You can reach him at cnfish at-sign mindspring full-stop-a.k.a.-dot com.

That book should be going into paperback in the next few months, and publishers love having new prefaces/afterwords/whatever for paperback editions.

relocating from Indianapolis, IN to RTP, NC soon; got any advice for me?

I wouldn't recommend drugs, alcohol, violence, or insanity for everyone, but they've always worked for me. -- Hunter S. Thompson

Garner, NC

I wouldn't recommend drugs, alcohol, violence, or insanity for everyone, but they've always worked for me. -- Hunter S. Thompson


I'll look into it.

I'd rather have Wal-Mart consistently scheduling folks in such away that they could find and keep child care than to have a horrible incident like this in a book. My staff and I take turns sweeping the Wal-Mart parking lot at night, looking for kids bedded down in cars. It's just not safe by any stretch of the imagination.

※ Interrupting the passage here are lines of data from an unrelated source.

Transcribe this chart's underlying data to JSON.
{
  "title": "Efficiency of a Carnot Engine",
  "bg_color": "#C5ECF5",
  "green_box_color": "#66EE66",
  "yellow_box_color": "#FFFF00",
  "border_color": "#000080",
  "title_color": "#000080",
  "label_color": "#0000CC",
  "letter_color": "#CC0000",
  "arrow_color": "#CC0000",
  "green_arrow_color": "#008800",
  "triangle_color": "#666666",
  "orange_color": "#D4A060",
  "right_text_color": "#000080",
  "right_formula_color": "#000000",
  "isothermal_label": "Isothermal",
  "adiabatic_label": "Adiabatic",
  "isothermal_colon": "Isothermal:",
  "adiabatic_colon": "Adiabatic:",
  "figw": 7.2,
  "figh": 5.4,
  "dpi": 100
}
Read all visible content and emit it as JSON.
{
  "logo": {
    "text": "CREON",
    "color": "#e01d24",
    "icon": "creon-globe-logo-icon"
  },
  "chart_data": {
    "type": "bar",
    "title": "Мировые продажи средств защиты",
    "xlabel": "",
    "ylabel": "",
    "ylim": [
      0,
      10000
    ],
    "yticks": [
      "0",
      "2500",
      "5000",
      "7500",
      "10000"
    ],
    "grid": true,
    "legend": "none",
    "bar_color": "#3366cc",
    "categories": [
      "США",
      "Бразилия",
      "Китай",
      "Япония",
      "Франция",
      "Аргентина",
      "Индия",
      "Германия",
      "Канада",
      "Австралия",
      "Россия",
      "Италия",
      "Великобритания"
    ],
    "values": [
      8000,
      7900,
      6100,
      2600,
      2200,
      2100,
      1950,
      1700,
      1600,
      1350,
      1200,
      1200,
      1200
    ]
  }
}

Be the change you wish to see in the world. --Gandhi
Pointing at Naked Emperors

Totally agree

with you. Excellent early childcare will benefit the entire state; schools, businesses, parents, children, all of us. It is time for us to join the rest of the western industrialized world on many levels and this is one of them.

Worrying about your kids while you're at work is a huge energy and time sink. It would also be nice if businesses would take that knowledge (because trust me, they know this) and use it to benefit their workers by subsidizing good childcare centers rather than using it to discriminate against single parents.

"It is amazing what you can accomplish if you do not care who gets the credit." - Harry Truman

"They took all the trees and put them in a tree museum Then they charged the people a dollar 'n a half just to see 'em. Don't it always seem to go that you don't know what you've got till it's gone? They paved paradise and put up a parking lot."

You're right, Leslie

And the businesses who do recognize that childcare is important to their workers, and allow it as a benefit, either to take the dollars as pre-tax (that can be as much as 6000 a year or more, depending on where you live)have lower employee turnover. It costs a salary and a half to train a new worker, so it only makes sense to do everything you can to keep the people you have in place.